Director: Ridley Scott
Starring: Michael Fassbender, Katherine Waterston, Billy Crudup, Danny McBride, Demian Bechir, Guy Pearce, James Franco, Noomi Rapace
Rated: R (sci-fi violence, bloody images, language and some sexuality/nudity)
The crew of a colony ship, bound for a remote planet, discover an uncharted paradise with a threat beyond their imagination, and must attempt a harrowing escape.
By Cole Schneider
Ridley Scott’s “Alien” (1979) was a masterpiece, both smart and thrilling. Its sequel, James Cameron’s “Aliens”, started a trend toward emphasizing the thrills over the smarts and indeed there were fun moments in that and other Alien films since even as it seemed like each sequel was trying to one-up the previous installment in terms of sheer stupidity. Then Ridley Scott returned in 2012 with an “Alien” prequel, “Prometheus”, which reemphasized the franchise’s embryonic value on intelligence—but at a cost.
While “Prometheus” certainly had some interesting elements and while I was able to appreciate its efforts to veer away from the kind of movie the last several films had become, it was ultimately worn down by its tepid, perfunctory insistence that it was the most ‘important’ blockbuster in years. “Alien: Covenant” is a sequel to “Prometheus” and is also helmed by Mr. Scott. It’s also tepid and perfunctory and pretentious and boring and altogether no better.
Through a series of poorly written dialogue and splashes of body horror as impressive as it is grotesque, “Covenant” pontificates endlessly about what it means to be a god and the relationship between creator and creation. Meanwhile every agnostic in the theater is praying for something interesting to happen. It never does. Don’t get me wrong; Scott wrote a ‘shocking’ twist that is sure to thrill. The problem is that you’ll see it coming a mile away and even if you don’t, you surely won’t care. He’s trying too hard to be Stanley Kubrick (2001: A Space Odyssey) and while “Covenant” isn’t a disaster, its biggest utility may be confirming that the upcoming “Blade Runner” sequel is in better hands without its creator.
Rating: 2.5 out of 5 stars
By Matt Greene
Alien is a bona fide sci-fi, haunted house masterpiece. Aliens is a roller-coaster action film full of fun thrills. From there, the franchise has is a hodge-podge of less-than-stellar films struggling to find an identity. With these last two entries, director Scott seems to lean into his Blade Runner, marrying a darkly patient skin with a more philosophical, poetic underbelly. It’s a decent idea; however, what was once a simplistically visceral mysterious-killing-machine series has become a frustrating head-scratcher. The in-the-moment scares of Covenant are eclipsed by predictable plot, confused thematics, and overwhelming pretension.
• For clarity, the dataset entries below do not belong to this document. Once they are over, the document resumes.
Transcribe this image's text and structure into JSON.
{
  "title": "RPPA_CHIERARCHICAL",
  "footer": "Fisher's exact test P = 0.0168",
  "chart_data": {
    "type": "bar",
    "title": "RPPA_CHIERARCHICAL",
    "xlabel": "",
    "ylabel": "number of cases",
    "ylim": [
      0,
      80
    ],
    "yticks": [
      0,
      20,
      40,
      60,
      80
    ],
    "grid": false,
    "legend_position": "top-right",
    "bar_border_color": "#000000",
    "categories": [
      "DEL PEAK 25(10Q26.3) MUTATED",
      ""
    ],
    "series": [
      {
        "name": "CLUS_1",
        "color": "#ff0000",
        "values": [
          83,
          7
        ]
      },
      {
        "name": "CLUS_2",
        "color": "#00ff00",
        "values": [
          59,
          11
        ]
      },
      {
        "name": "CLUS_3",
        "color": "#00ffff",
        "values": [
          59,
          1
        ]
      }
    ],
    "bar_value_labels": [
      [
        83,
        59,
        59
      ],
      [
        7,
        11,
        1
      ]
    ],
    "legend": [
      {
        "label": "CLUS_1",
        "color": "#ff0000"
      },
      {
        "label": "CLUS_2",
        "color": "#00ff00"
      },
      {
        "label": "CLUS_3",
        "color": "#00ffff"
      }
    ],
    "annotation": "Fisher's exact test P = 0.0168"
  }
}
We follow a new crew of stereotyped misfit Earthlings head out to colonize a new planet, when a mysterious transmission guides them towards a planet of monsters. Scott’s direction is effortlessly skilled, and that skill shines in the gory sci-fi and the general design elements. Unfortunately, like the polarizing Prometheus, the underlying story is nearly impenetrable and the dialogue ranges from inanely cliched to insanely stupid.
My real problem lies in the very concept of these prequels. Comedian Patton Oswalt said it perfectly when talking about his hatred for the Star Wars prequels: “I don’t [care] where the stuff I love comes from; I just love the stuff I love!” Here, we’re presented with a lore that gives us the origin of this classic monster, effectively undermining the terror within the mystery of these aliens. This might bother me more if Covenant weren’t so forgettable; luckily, there is so little character or story linking these to their much better predecessors that you can eject them from your memory as easily as an alien bursting from your chest.